The Question-Begging Argument for Software Patents

I’m reading some of the amicus briefs in the Bilski case, and I’m struck by how vacuous they are. Consider this passage of Yahoo’s brief, purporting to give an example of the kind of technology patents ought to cover:

A concrete example illustrates this conceptual failing. Much of the popular music to which consumers listen today is heard in “MP3” format. MP3 is a standard for compressing digital audio files—a compression algorithm based on characteristics of human hearing that removes approximately 90% of the data from digital music files without substantially affecting humans’ perception of the reproduced sound. The MP3 algorithm can be thought of as a complex mathematical formula with a specific application. But it does not result in any “physical” transformation—only the digital data are altered. Nor is it “tied” to any “particular” machine—indeed, while a “particular” machine could certainly be built to run the algorithm, one of its chief benefits is that it may be run on any “general purpose” computer. The process may, in other words, be instantiated in either software or hardware. Few would doubt that this is the kind of technological advance meriting patent protection and, in fact, the PTO issued a patent for MP3 technology. See U.S. Patent No. 5,579,430 (filed Jan. 26, 1995 with a priority date of
Apr. 17, 1989). But this innovation would not appear to be patentable under a strict interpretation of the machine-or-transformation test.

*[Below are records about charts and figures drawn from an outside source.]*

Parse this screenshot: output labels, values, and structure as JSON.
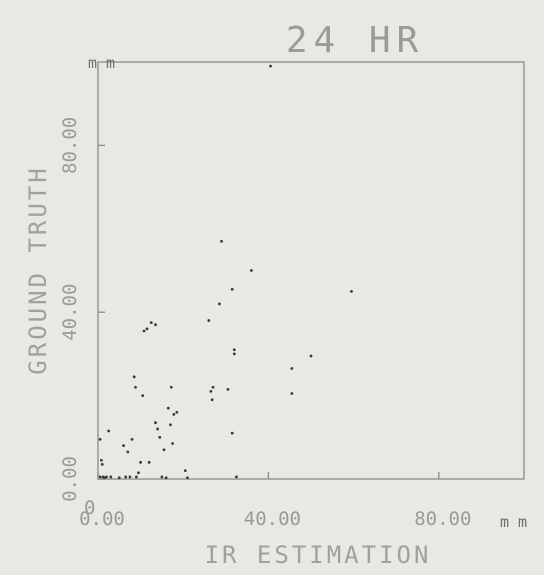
{
  "chart_data": {
    "type": "scatter",
    "title": "24 HR",
    "xlabel": "IR ESTIMATION",
    "ylabel": "GROUND TRUTH",
    "x_unit": "m m",
    "y_unit": "m m",
    "xlim": [
      0,
      100
    ],
    "ylim": [
      0,
      100
    ],
    "x_ticks": [
      0,
      40,
      80
    ],
    "y_ticks": [
      0,
      40,
      80
    ],
    "x_tick_labels": [
      "0.00",
      "40.00",
      "80.00"
    ],
    "y_tick_labels": [
      "0.00",
      "40.00",
      "80.00"
    ],
    "x_origin_label": "0",
    "grid": false,
    "points": [
      {
        "x": 0.5,
        "y": 0.5
      },
      {
        "x": 0.8,
        "y": 4.5
      },
      {
        "x": 1.0,
        "y": 3.5
      },
      {
        "x": 0.5,
        "y": 9.5
      },
      {
        "x": 1.2,
        "y": 0.5
      },
      {
        "x": 1.5,
        "y": 0.3
      },
      {
        "x": 2.0,
        "y": 0.5
      },
      {
        "x": 2.5,
        "y": 11.5
      },
      {
        "x": 3.0,
        "y": 0.5
      },
      {
        "x": 5.0,
        "y": 0.3
      },
      {
        "x": 6.0,
        "y": 8.0
      },
      {
        "x": 6.5,
        "y": 0.5
      },
      {
        "x": 7.0,
        "y": 6.5
      },
      {
        "x": 7.5,
        "y": 0.5
      },
      {
        "x": 8.0,
        "y": 9.5
      },
      {
        "x": 8.5,
        "y": 24.5
      },
      {
        "x": 8.8,
        "y": 22.0
      },
      {
        "x": 9.0,
        "y": 0.5
      },
      {
        "x": 9.5,
        "y": 1.5
      },
      {
        "x": 10.0,
        "y": 4.0
      },
      {
        "x": 10.5,
        "y": 20.0
      },
      {
        "x": 10.8,
        "y": 35.5
      },
      {
        "x": 11.5,
        "y": 36.0
      },
      {
        "x": 12.0,
        "y": 4.0
      },
      {
        "x": 12.5,
        "y": 37.5
      },
      {
        "x": 13.5,
        "y": 37.0
      },
      {
        "x": 13.5,
        "y": 13.5
      },
      {
        "x": 14.0,
        "y": 12.0
      },
      {
        "x": 14.5,
        "y": 10.0
      },
      {
        "x": 15.0,
        "y": 0.5
      },
      {
        "x": 15.5,
        "y": 7.0
      },
      {
        "x": 16.0,
        "y": 0.3
      },
      {
        "x": 16.5,
        "y": 17.0
      },
      {
        "x": 17.0,
        "y": 13.0
      },
      {
        "x": 17.2,
        "y": 22.0
      },
      {
        "x": 17.5,
        "y": 8.5
      },
      {
        "x": 17.8,
        "y": 15.5
      },
      {
        "x": 18.5,
        "y": 16.0
      },
      {
        "x": 20.5,
        "y": 2.0
      },
      {
        "x": 21.0,
        "y": 0.3
      },
      {
        "x": 26.0,
        "y": 38.0
      },
      {
        "x": 26.5,
        "y": 21.0
      },
      {
        "x": 26.8,
        "y": 19.0
      },
      {
        "x": 27.0,
        "y": 22.0
      },
      {
        "x": 28.5,
        "y": 42.0
      },
      {
        "x": 29.0,
        "y": 57.0
      },
      {
        "x": 30.5,
        "y": 21.5
      },
      {
        "x": 31.5,
        "y": 45.5
      },
      {
        "x": 31.5,
        "y": 11.0
      },
      {
        "x": 32.0,
        "y": 30.0
      },
      {
        "x": 32.0,
        "y": 31.0
      },
      {
        "x": 32.5,
        "y": 0.5
      },
      {
        "x": 36.0,
        "y": 50.0
      },
      {
        "x": 40.5,
        "y": 99.0
      },
      {
        "x": 45.5,
        "y": 26.5
      },
      {
        "x": 45.5,
        "y": 20.5
      },
      {
        "x": 50.0,
        "y": 29.5
      },
      {
        "x": 59.5,
        "y": 45.0
      }
    ]
  }
}
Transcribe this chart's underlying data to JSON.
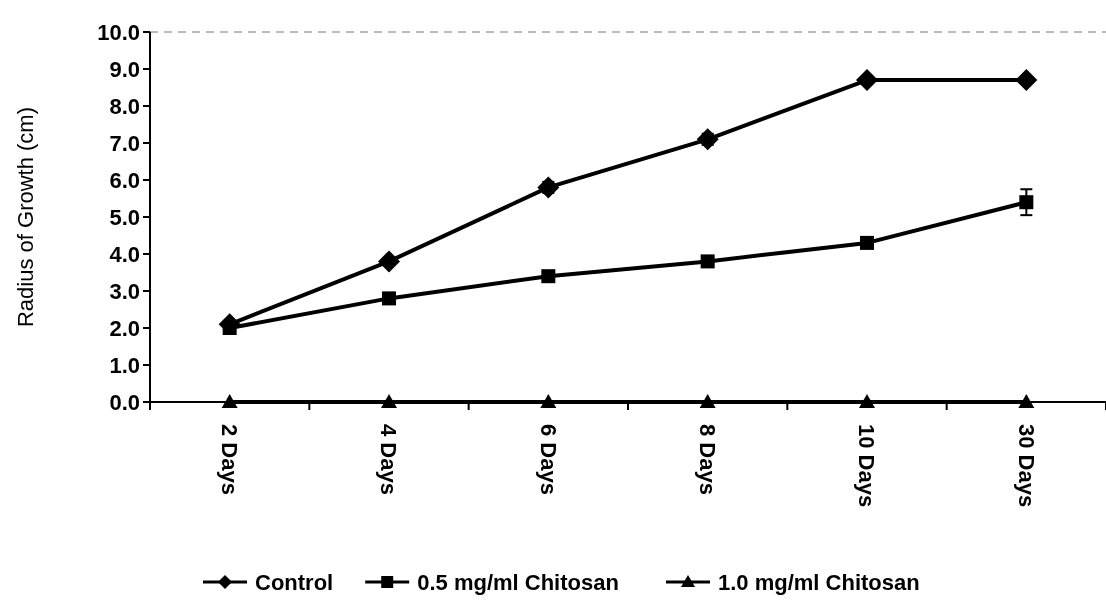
{
  "chart_data": {
    "type": "line",
    "ylabel": "Radius of Growth (cm)",
    "categories": [
      "2 Days",
      "4 Days",
      "6 Days",
      "8 Days",
      "10 Days",
      "30 Days"
    ],
    "series": [
      {
        "name": "Control",
        "color": "#000000",
        "marker": "diamond",
        "values": [
          2.1,
          3.8,
          5.8,
          7.1,
          8.7,
          8.7
        ],
        "errors": [
          null,
          0.1,
          0.15,
          0.15,
          null,
          null
        ]
      },
      {
        "name": "0.5 mg/ml Chitosan",
        "color": "#000000",
        "marker": "square",
        "values": [
          2.0,
          2.8,
          3.4,
          3.8,
          4.3,
          5.4
        ],
        "errors": [
          0.15,
          null,
          null,
          null,
          null,
          0.35
        ]
      },
      {
        "name": "1.0 mg/ml Chitosan",
        "color": "#000000",
        "marker": "triangle",
        "values": [
          0,
          0,
          0,
          0,
          0,
          0
        ]
      }
    ],
    "ylim": [
      0,
      10
    ],
    "yticks": [
      {
        "value": 0,
        "label": "0.0"
      },
      {
        "value": 1,
        "label": "1.0"
      },
      {
        "value": 2,
        "label": "2.0"
      },
      {
        "value": 3,
        "label": "3.0"
      },
      {
        "value": 4,
        "label": "4.0"
      },
      {
        "value": 5,
        "label": "5.0"
      },
      {
        "value": 6,
        "label": "6.0"
      },
      {
        "value": 7,
        "label": "7.0"
      },
      {
        "value": 8,
        "label": "8.0"
      },
      {
        "value": 9,
        "label": "9.0"
      },
      {
        "value": 10,
        "label": "10.0"
      }
    ],
    "legend": "bottom",
    "line_style": "solid"
  }
}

Now there are a number of interesting things one could say about MP3 patents. We could mention, for example, that open standards like this are particular vulnerable to patent holdup problems, where parties encourage the use of technologies in which they happen to have pending patents. We could mention that the proliferation of codec patents has hampered the development of open source media software. We could discuss whether the people who acquired these patents were the key figures in developing the MP3 format.

But the Yahoo! brief does nothing of the sort. Indeed, this paragraph is all that’s said about MP3 patents. Yahoo’s lawyers apparently find it so obvious that this is something that should be patent-eligible that no further comment is needed. As a member of the (apparently small) class of people who don’t regard patent 5,579,430 as obviously desirable, this is a little galling.

I’m hoping I’ll come across meatier arguments as I read more briefs. But in my experience, substantive defenses of software patents are few and far between. Rather, you tend to get a lot of hand-waving and question-begging. Most writing about patent law is by and for patent lawyers, who tend to think the world would be a better place if patent lawyers had their fingers in a larger share of the economy. So most defenses of software patents tend to start from the premise that patents always (or almost always) promote innovation, and doesn’t bother to delve too deeply into the specifics of how software patents might promote or discourage innovation.